Security has long been a serious concern for the airline industry, with a particular increase in the number and degree of restrictions since 9/11. More recently, however, the industry has been forced to reckon with risks that are harder to detect: cyber attacks. In addition to taking place in the invisible space of computer networks, cybersecurity guidelines are constantly changing, and attacks keep evolving. With this in mind, the commercial flight industry is poised to start making significant changes to ensure passenger security.
An Investment Priority
One of the clearest indicators of just how seriously airlines are taking cybersecurity concerns comes from the 2017 Air Transport IT Trends Insights study. Ongoing since 1999, the 2017 study showed 9 out of 10 airlines planned major cybersecurity improvements in the next three years. With a diverse group of airlines represented, including top international companies and small carriers, this response suggests the entire industry is poised to improve cybersecurity standards.
Protected Plane Data
Improving airline system security can take many forms, as a recent attack on British Airways – a credit card skimming hack – demonstrates; while some attacks are focused on flight interference, others are about passenger data or money. As such, protecting airline data will demand an equally diverse approach. Some commercial aviation security systems will prioritize better data distribution processes, along with detection and alerting capabilities, while others focus on the weaknesses in in-flight entertainment. And of course, airlines can’t afford to overlook security weaknesses on their websites and apps that could provide a way in for hackers.

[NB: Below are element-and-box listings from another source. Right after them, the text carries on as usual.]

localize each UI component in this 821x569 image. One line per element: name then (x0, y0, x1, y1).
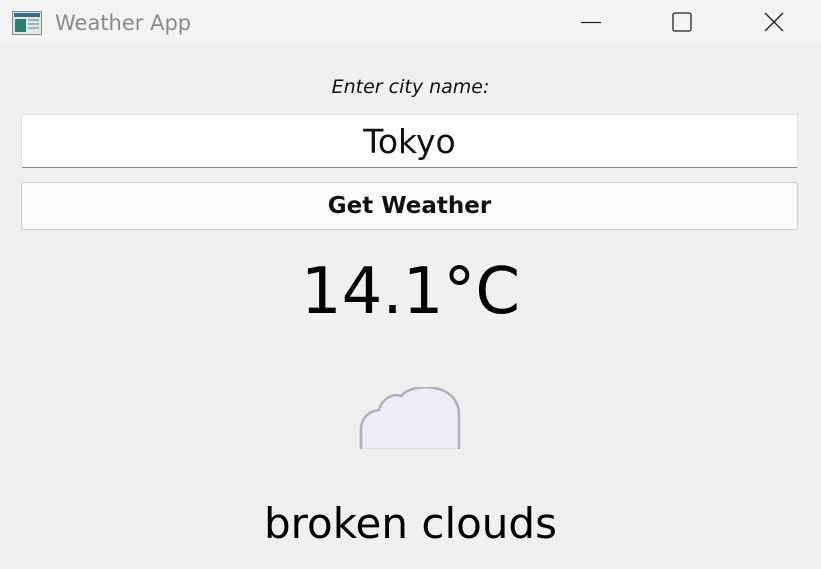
maximize-icon (672, 12, 692, 32)
main-content: Enter city name: Get Weather 14.1°C brok… (0, 46, 821, 569)
minimize-icon (581, 21, 601, 24)
weather-app-icon (12, 11, 42, 35)
title-bar: Weather App (0, 0, 821, 46)
city-label: Enter city name: (331, 76, 490, 98)
close-button[interactable] (729, 0, 819, 46)
maximize-button[interactable] (637, 0, 727, 46)
weather-description: broken clouds (264, 499, 557, 548)
minimize-button[interactable] (546, 0, 636, 46)
city-input[interactable] (21, 114, 798, 168)
window-title: Weather App (55, 11, 192, 35)
temperature-display: 14.1°C (300, 255, 521, 329)
get-weather-button[interactable]: Get Weather (21, 182, 798, 230)
close-icon (764, 12, 784, 32)
cloud-icon (359, 386, 462, 452)
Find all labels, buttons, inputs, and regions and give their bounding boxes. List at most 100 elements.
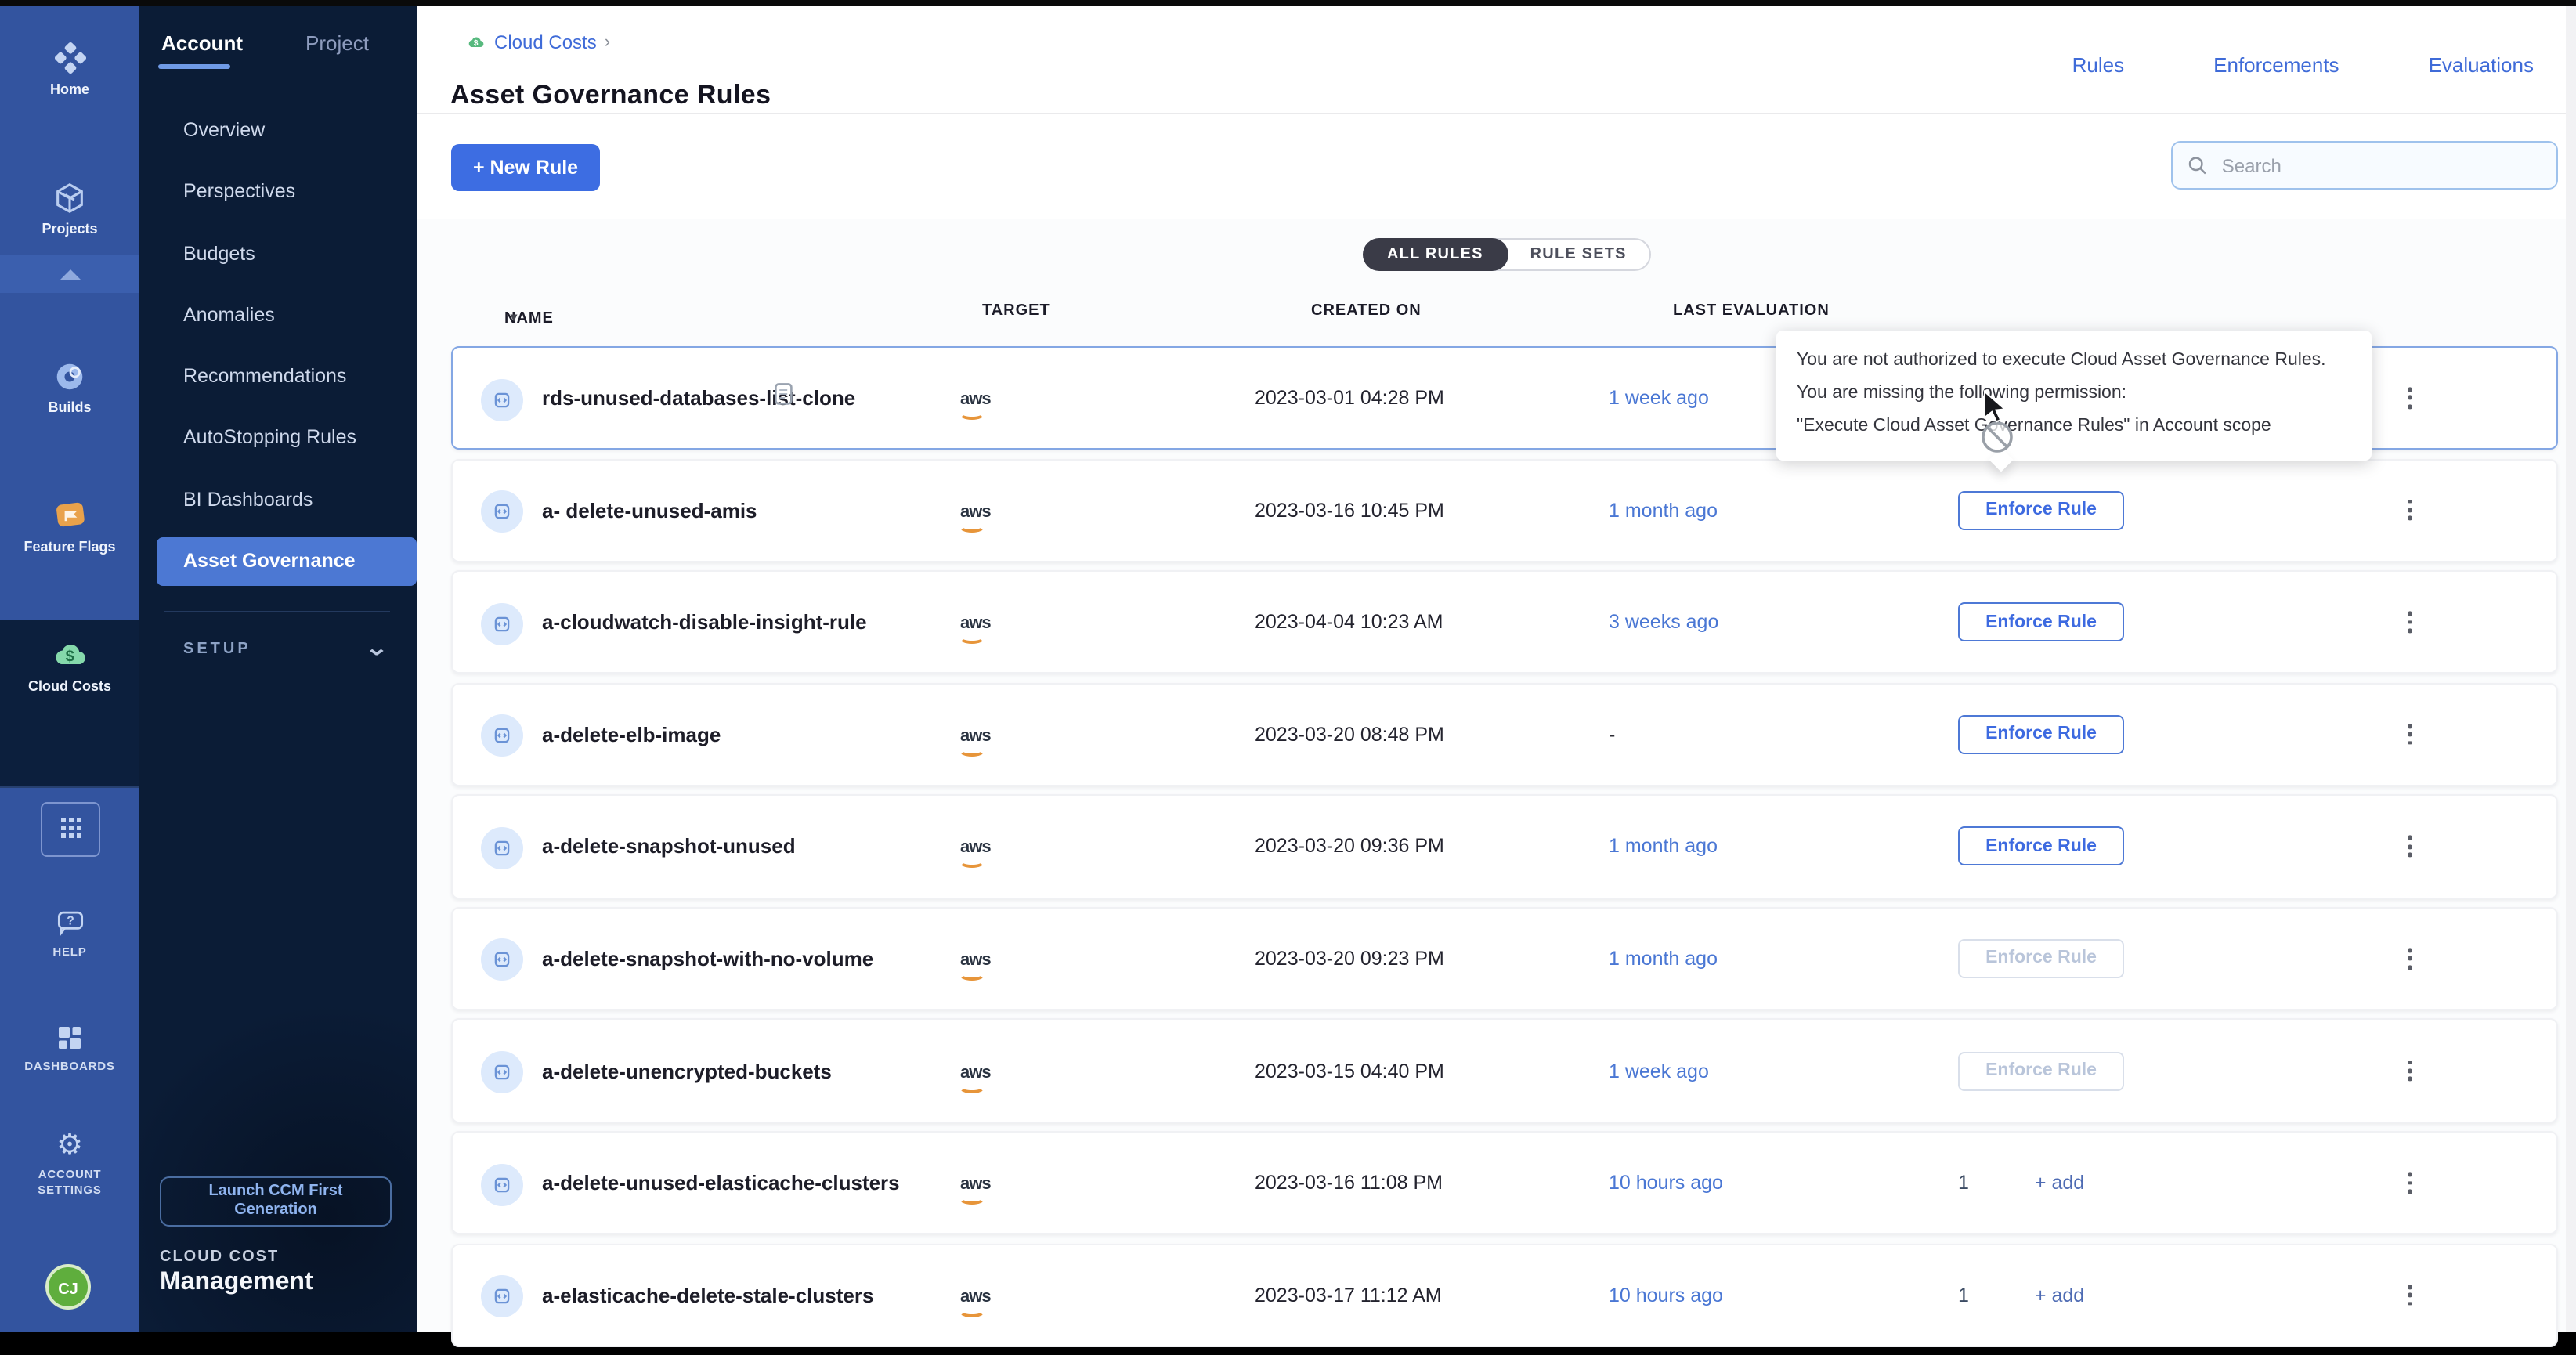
sidebar-item-budgets[interactable]: Budgets (139, 223, 416, 285)
rule-name: a-delete-unused-elasticache-clusters (542, 1171, 900, 1194)
permission-tooltip: You are not authorized to execute Cloud … (1776, 331, 2372, 461)
sidebar-item-overview[interactable]: Overview (139, 100, 416, 162)
sidebar-item-setup[interactable]: SETUP ⌄ (183, 636, 385, 661)
last-evaluation-link[interactable]: 10 hours ago (1609, 1172, 1723, 1194)
rule-icon (481, 714, 523, 757)
table-row[interactable]: a-delete-snapshot-unused aws 2023-03-20 … (451, 795, 2557, 898)
table-row[interactable]: a-delete-elb-image aws 2023-03-20 08:48 … (451, 682, 2557, 786)
target-cell: aws (960, 496, 991, 524)
nav-link-enforcements[interactable]: Enforcements (2213, 53, 2339, 77)
launch-ccm-first-gen-button[interactable]: Launch CCM First Generation (160, 1176, 392, 1227)
scrollbar[interactable] (2565, 6, 2576, 1331)
enforce-rule-button[interactable]: Enforce Rule (1958, 715, 2124, 754)
table-row[interactable]: a-delete-snapshot-with-no-volume aws 202… (451, 907, 2557, 1010)
rail-item-projects[interactable]: Projects (0, 180, 139, 237)
table-row[interactable]: a- delete-unused-amis aws 2023-03-16 10:… (451, 458, 2557, 562)
last-evaluation-link[interactable]: 1 week ago (1609, 387, 1709, 409)
last-evaluation-link[interactable]: 1 month ago (1609, 948, 1718, 970)
enforce-rule-button[interactable]: Enforce Rule (1958, 490, 2124, 529)
nav-link-rules[interactable]: Rules (2072, 53, 2125, 77)
user-avatar[interactable]: CJ (45, 1264, 91, 1310)
sidebar-item-perspectives[interactable]: Perspectives (139, 162, 416, 224)
enforce-rule-button[interactable]: Enforce Rule (1958, 939, 2124, 978)
rule-icon (481, 1163, 523, 1205)
rail-label: HELP (0, 945, 139, 959)
last-evaluation-link[interactable]: 1 week ago (1609, 1060, 1709, 1082)
kebab-menu-icon[interactable] (2401, 941, 2419, 975)
rail-item-dashboards[interactable]: DASHBOARDS (0, 1021, 139, 1073)
rule-name: a-cloudwatch-disable-insight-rule (542, 611, 867, 634)
sidebar-item-asset-governance[interactable]: Asset Governance (157, 537, 416, 586)
kebab-menu-icon[interactable] (2401, 1166, 2419, 1200)
toggle-all-rules[interactable]: ALL RULES (1362, 238, 1508, 271)
kebab-menu-icon[interactable] (2401, 1278, 2419, 1312)
sidebar-item-bi-dashboards[interactable]: BI Dashboards (139, 470, 416, 532)
kebab-menu-icon[interactable] (2401, 493, 2419, 527)
enforce-rule-button[interactable]: Enforce Rule (1958, 603, 2124, 642)
column-header-last-evaluation[interactable]: LAST EVALUATION (1673, 302, 1830, 320)
target-cell: aws (960, 1281, 991, 1309)
rail-item-cloud-costs[interactable]: $ Cloud Costs (0, 636, 139, 694)
created-on: 2023-03-01 04:28 PM (1255, 387, 1444, 409)
module-sidebar: Account Project OverviewPerspectivesBudg… (139, 0, 416, 1331)
rail-collapse-button[interactable] (0, 255, 139, 293)
aws-logo: aws (960, 727, 991, 746)
nav-link-evaluations[interactable]: Evaluations (2429, 53, 2534, 77)
created-on: 2023-03-20 08:48 PM (1255, 724, 1444, 746)
tab-project[interactable]: Project (305, 31, 369, 55)
new-rule-button[interactable]: + New Rule (451, 144, 600, 191)
tab-account[interactable]: Account (161, 31, 243, 55)
last-evaluation-link[interactable]: 1 month ago (1609, 836, 1718, 858)
sidebar-item-recommendations[interactable]: Recommendations (139, 346, 416, 408)
rail-item-account-settings[interactable]: ⚙ ACCOUNT SETTINGS (0, 1131, 139, 1197)
column-header-target[interactable]: TARGET (982, 302, 1050, 320)
table-row[interactable]: a-elasticache-delete-stale-clusters aws … (451, 1243, 2557, 1346)
rail-label: ACCOUNT SETTINGS (0, 1167, 139, 1197)
last-evaluation-link[interactable]: - (1609, 724, 1615, 746)
rail-item-home[interactable]: Home (0, 39, 139, 97)
table-row[interactable]: a-delete-unused-elasticache-clusters aws… (451, 1131, 2557, 1234)
rail-item-feature-flags[interactable]: Feature Flags (0, 497, 139, 555)
rail-item-builds[interactable]: Builds (0, 359, 139, 415)
cloud-dollar-icon: $ (49, 636, 90, 674)
kebab-menu-icon[interactable] (2401, 829, 2419, 863)
last-evaluation-link[interactable]: 3 weeks ago (1609, 612, 1718, 634)
add-enforcement-link[interactable]: + add (2035, 1172, 2084, 1194)
module-picker-button[interactable] (41, 802, 100, 857)
last-evaluation-link[interactable]: 10 hours ago (1609, 1284, 1723, 1306)
kebab-menu-icon[interactable] (2401, 1054, 2419, 1088)
last-evaluation-link[interactable]: 1 month ago (1609, 499, 1718, 521)
kebab-menu-icon[interactable] (2401, 717, 2419, 751)
toggle-rule-sets[interactable]: RULE SETS (1507, 240, 1650, 269)
sort-caret-icon: ▾ (511, 310, 518, 324)
kebab-menu-icon[interactable] (2401, 381, 2419, 415)
table-row[interactable]: a-delete-unencrypted-buckets aws 2023-03… (451, 1019, 2557, 1122)
setup-label: SETUP (183, 640, 251, 657)
rules-list-area: ALL RULES RULE SETS NAME▾ TARGET CREATED… (416, 219, 2576, 1331)
rail-label: Feature Flags (0, 539, 139, 555)
rail-item-help[interactable]: ? HELP (0, 905, 139, 959)
sidebar-menu: OverviewPerspectivesBudgetsAnomaliesReco… (139, 100, 416, 593)
search-input[interactable] (2219, 153, 2542, 178)
search-box[interactable] (2171, 141, 2558, 190)
search-icon (2187, 154, 2208, 177)
help-chat-icon: ? (52, 905, 87, 940)
kebab-menu-icon[interactable] (2401, 605, 2419, 639)
breadcrumb-separator: › (605, 33, 610, 52)
enforce-rule-button[interactable]: Enforce Rule (1958, 827, 2124, 866)
table-header: NAME▾ TARGET CREATED ON LAST EVALUATION (451, 294, 2557, 332)
copy-icon[interactable] (774, 382, 794, 414)
column-header-created-on[interactable]: CREATED ON (1311, 302, 1422, 320)
enforcement-count: 1 (1958, 1172, 1969, 1194)
header-nav: Rules Enforcements Evaluations (2072, 53, 2534, 77)
add-enforcement-link[interactable]: + add (2035, 1284, 2084, 1306)
breadcrumb[interactable]: $ Cloud Costs › (464, 31, 610, 53)
table-row[interactable]: a-cloudwatch-disable-insight-rule aws 20… (451, 570, 2557, 674)
app-window: Home Projects Builds Feature Flags $ (0, 0, 2576, 1331)
created-on: 2023-03-16 11:08 PM (1255, 1172, 1443, 1194)
sidebar-item-anomalies[interactable]: Anomalies (139, 285, 416, 347)
breadcrumb-link[interactable]: Cloud Costs (494, 31, 597, 53)
builds-icon (52, 359, 88, 395)
sidebar-item-autostopping-rules[interactable]: AutoStopping Rules (139, 408, 416, 470)
enforce-rule-button[interactable]: Enforce Rule (1958, 1051, 2124, 1090)
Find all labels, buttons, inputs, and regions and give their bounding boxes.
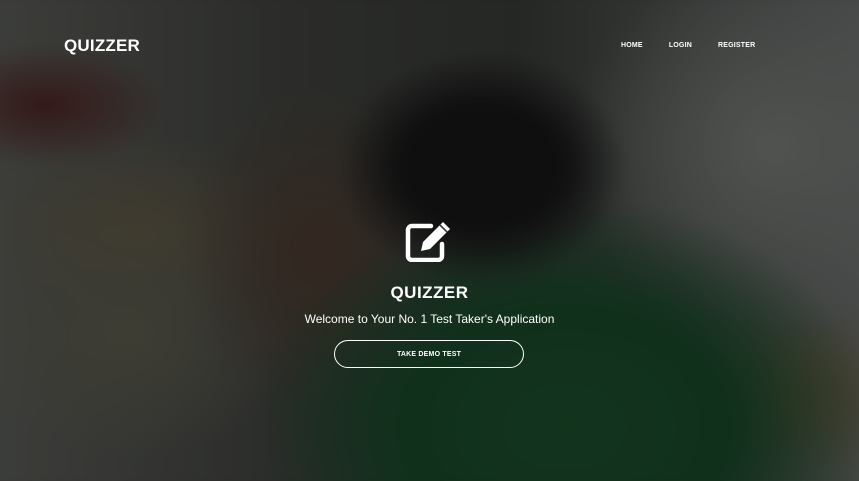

Though the British Airways hack didn’t actually impact any flights, in revising their security standards, airlines should be aware that such website-focused threats might actually be the biggest risk facing airlines at present. In one analysis, researchers found that malicious bots make up 43.9% of all airline site traffic. This is almost twice the average of any other industry, and the majority of bots targeting airline sites are moderate to advanced, meaning that they aren’t easily detected. These bots may come from unauthorized online travel agencies, competitors, and, of course, criminals seeking to steal credit card information, loyalty points, and other information.
As for more substantial threats to flights, rather than simple threats against data, the jury is still out. In 2015, for example, a man named Chris Roberts claimed to have used the in-flight entertainment system to take control of some aircraft systems, though his breach was never confirmed, and officials deny he was successful. In contrast, in 2016, cybersecurity experts with the Department of Homeland Security did execute remote penetration of a Boeing 757. They used radio frequency communications, but because this was a test, the plane was safely parked on the tarmac at the time of takeover.
For now, commercial air travel is the safest way to travel in the United States; no one has died in an incident involving an American airline operating inside the states since 2009 – but that doesn’t mean airlines should continue operating at current standards. When it comes to cybersecurity, change is the only constant, and it’s the only way to keep a system, and the people who use it, safe.